L'insistenza di Hildegard sulla propria fragilità e inadeguatezza ripete e amplifica un motivo comune nella scrittura femminile. Ma nella cultura monastica l'atto di scrivere, anche da parte degli uomini, generalmente non era il frutto di una iniziativa individuale di chi oggi riconosciamo come l'autore: per potersi dedicare al lavoro intellettuale era infatti necessaria una 'autorizzazione', generalmente presentata negli scritti come la richiesta di un superiore, poiché scrivere non soltanto un'espressione individuale, ma un compito orientato al bene della comunità. Questa modalità di accesso alla scrittura, per quanto possa apparire tortuosa ai nostri occhi, di fatto dava anche alle donne la possibilità di trasmettere il proprio sapere: una Hildegard di Bingen, che svetta nella cultura del XII secolo, non avrebbe avuto nessuna opportunità nelle università del secolo successivo, popolate solo da uomini ed unico luogo istituzionale di produzione intellettuale. E' vero che per una donna, che si presentava - secondo gli stereotipi dell'epoca - come debole e incolta, era necessaria un'autorizzazione più forte che per gli uomini: ma questa Hildegard la ottenne presentando le sue visioni come espressione diretta di Dio.

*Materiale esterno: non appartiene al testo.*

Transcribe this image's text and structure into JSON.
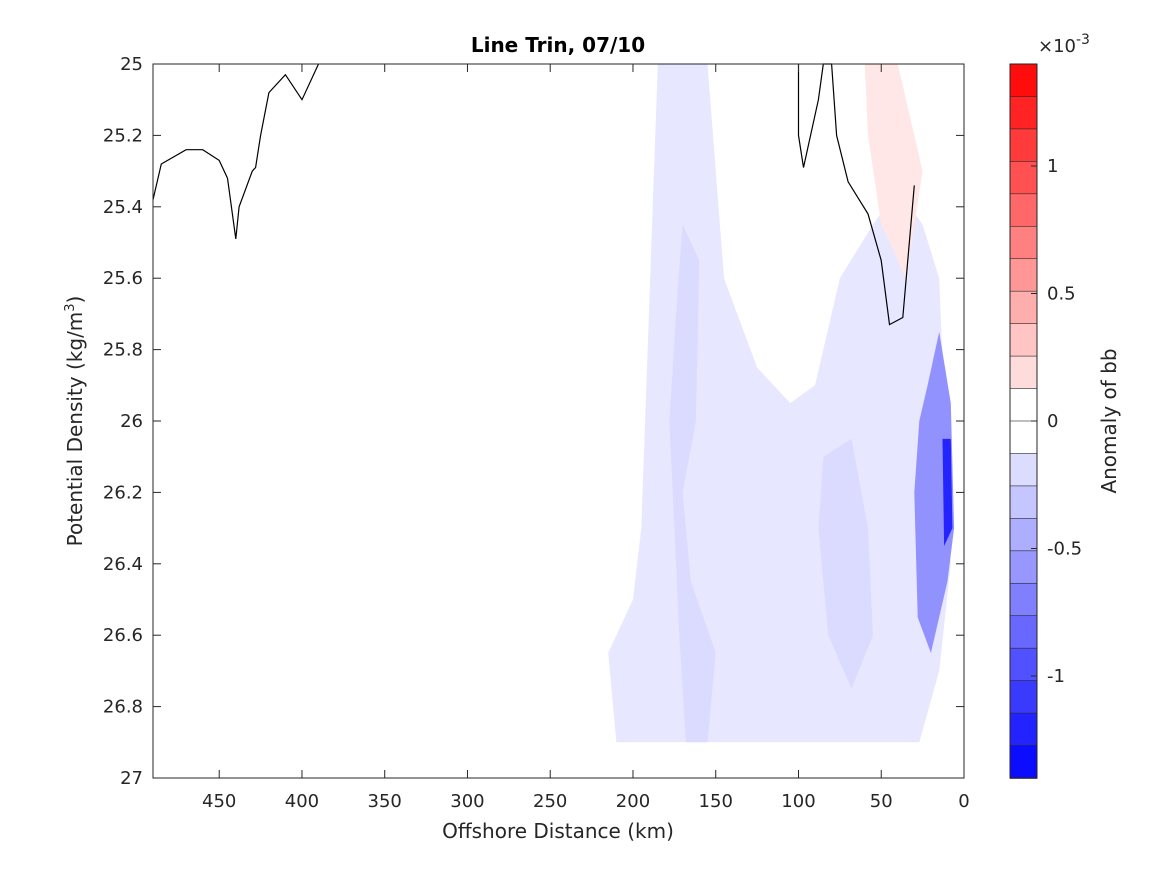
{
  "chart_data": {
    "type": "contour",
    "title": "Line Trin, 07/10",
    "xlabel": "Offshore Distance (km)",
    "ylabel_main": "Potential Density (kg/m",
    "ylabel_sup": "3",
    "ylabel_close": ")",
    "xlim": [
      490,
      0
    ],
    "ylim": [
      25,
      27
    ],
    "x_reversed": true,
    "y_reversed": true,
    "x_ticks": [
      450,
      400,
      350,
      300,
      250,
      200,
      150,
      100,
      50,
      0
    ],
    "x_tick_labels": [
      "450",
      "400",
      "350",
      "300",
      "250",
      "200",
      "150",
      "100",
      "50",
      "0"
    ],
    "y_ticks": [
      25,
      25.2,
      25.4,
      25.6,
      25.8,
      26,
      26.2,
      26.4,
      26.6,
      26.8,
      27
    ],
    "y_tick_labels": [
      "25",
      "25.2",
      "25.4",
      "25.6",
      "25.8",
      "26",
      "26.2",
      "26.4",
      "26.6",
      "26.8",
      "27"
    ],
    "colorbar": {
      "label": "Anomaly of bb",
      "exponent_base": "×10",
      "exponent_power": "-3",
      "min": -1.4,
      "max": 1.4,
      "levels": 22,
      "ticks": [
        1,
        0.5,
        0,
        -0.5,
        -1
      ],
      "tick_labels": [
        "1",
        "0.5",
        "0",
        "-0.5",
        "-1"
      ],
      "color_low": "#0000ff",
      "color_mid": "#ffffff",
      "color_high": "#ff0000"
    },
    "regions": [
      {
        "name": "weak negative anomaly (~ -0.1)",
        "value": -0.13,
        "points": [
          [
            185,
            25
          ],
          [
            155,
            25
          ],
          [
            145,
            25.6
          ],
          [
            125,
            25.85
          ],
          [
            105,
            25.95
          ],
          [
            90,
            25.9
          ],
          [
            75,
            25.6
          ],
          [
            55,
            25.45
          ],
          [
            40,
            25.35
          ],
          [
            25,
            25.45
          ],
          [
            15,
            25.6
          ],
          [
            8,
            26.4
          ],
          [
            15,
            26.7
          ],
          [
            27,
            26.9
          ],
          [
            95,
            26.9
          ],
          [
            150,
            26.9
          ],
          [
            210,
            26.9
          ],
          [
            215,
            26.65
          ],
          [
            200,
            26.5
          ],
          [
            195,
            26.3
          ]
        ]
      },
      {
        "name": "moderate negative anomaly",
        "value": -0.2,
        "points": [
          [
            170,
            25.45
          ],
          [
            160,
            25.55
          ],
          [
            162,
            26.0
          ],
          [
            170,
            26.2
          ],
          [
            165,
            26.45
          ],
          [
            150,
            26.65
          ],
          [
            155,
            26.9
          ],
          [
            168,
            26.9
          ],
          [
            172,
            26.6
          ],
          [
            175,
            26.3
          ],
          [
            178,
            26.0
          ],
          [
            174,
            25.7
          ]
        ]
      },
      {
        "name": "moderate negative anomaly",
        "value": -0.2,
        "points": [
          [
            85,
            26.1
          ],
          [
            68,
            26.05
          ],
          [
            58,
            26.3
          ],
          [
            55,
            26.6
          ],
          [
            68,
            26.75
          ],
          [
            82,
            26.6
          ],
          [
            88,
            26.3
          ]
        ]
      },
      {
        "name": "coastal negative anomaly",
        "value": -0.6,
        "points": [
          [
            22,
            25.9
          ],
          [
            15,
            25.75
          ],
          [
            8,
            25.95
          ],
          [
            6,
            26.3
          ],
          [
            10,
            26.45
          ],
          [
            20,
            26.65
          ],
          [
            28,
            26.55
          ],
          [
            30,
            26.2
          ],
          [
            27,
            26.0
          ]
        ]
      },
      {
        "name": "strong coastal negative anomaly",
        "value": -1.2,
        "points": [
          [
            13,
            26.05
          ],
          [
            8,
            26.05
          ],
          [
            7,
            26.3
          ],
          [
            12,
            26.35
          ]
        ]
      },
      {
        "name": "weak positive anomaly",
        "value": 0.13,
        "points": [
          [
            60,
            25.0
          ],
          [
            40,
            25.0
          ],
          [
            25,
            25.3
          ],
          [
            35,
            25.6
          ],
          [
            50,
            25.45
          ],
          [
            58,
            25.2
          ]
        ]
      }
    ],
    "contour_lines": [
      {
        "name": "zero contour (offshore)",
        "points": [
          [
            490,
            25.38
          ],
          [
            485,
            25.28
          ],
          [
            470,
            25.24
          ],
          [
            460,
            25.24
          ],
          [
            450,
            25.27
          ],
          [
            445,
            25.32
          ],
          [
            440,
            25.49
          ],
          [
            438,
            25.4
          ],
          [
            430,
            25.3
          ],
          [
            428,
            25.29
          ],
          [
            425,
            25.2
          ],
          [
            420,
            25.08
          ],
          [
            410,
            25.03
          ],
          [
            400,
            25.1
          ],
          [
            390,
            25.0
          ]
        ]
      },
      {
        "name": "zero contour (nearshore)",
        "points": [
          [
            100,
            25.0
          ],
          [
            100,
            25.2
          ],
          [
            97,
            25.29
          ],
          [
            88,
            25.1
          ],
          [
            85,
            25.0
          ],
          [
            80,
            25.0
          ],
          [
            77,
            25.2
          ],
          [
            70,
            25.33
          ],
          [
            58,
            25.42
          ],
          [
            50,
            25.55
          ],
          [
            45,
            25.73
          ],
          [
            37,
            25.71
          ],
          [
            30,
            25.34
          ]
        ]
      }
    ]
  }
}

La recezione del messaggio divino da parte di Hildegard è presentata come l'incontro di una fragile creatura umana col creatore del mondo, con Cristo come Logos cosmico. Le sue visioni non hanno infatti alcun aspetto della mistica nuziale, cui proprio un corrispondente privilegiato di Hildegard, Bernardo da Chiaravalle, dava negli stessi anni un impulso decisivo nei suoi Sermoni sul Cantico dei Cantici. La sapienza di Hildegard collega dunque la ricchezza del mondo naturale con la storia della salvezza, parlando agli uomini e alle donne concreti del suo tempo, responsabili della vita propria ed altrui, per guidarli verso il bene. E' questo il compito profetico che Hildegard si assume, accettando nel loro significato simbolico, oltre alle visioni, le malattie e la percezione della propria fragilità. E poiché il simbolo è un "collegamento operato fra le realtà visibili, per rendere comprensibili quelle che non si vedono" (così lo definisce un contemporaneo di Hildegard, Riccardo da San Vittore), essa riesce, grazie alle capacità percettive ed intuitive così affinate, ad elaborare una visione d'assieme di tutta la realtà. Nella visione ildegardiana del mondo infatti i contenuti teologici, filosofici, naturalistici, medici, psico-antropologici, desunti da fonti diverse sono compresi unitariamente nel contesto intuitivo delle visioni, anziché sistematizzati dialetticamente, secondo il metodo delle scuole, che si veniva formando in quell'epoca. Hildegard è dunque filosofa, ma in un senso particolare, diverso da quello che questa parola assume nel contesto scolastico, poiché il suo sapere è quello tradizionale acquisito nell’ambito delle relazioni monastiche.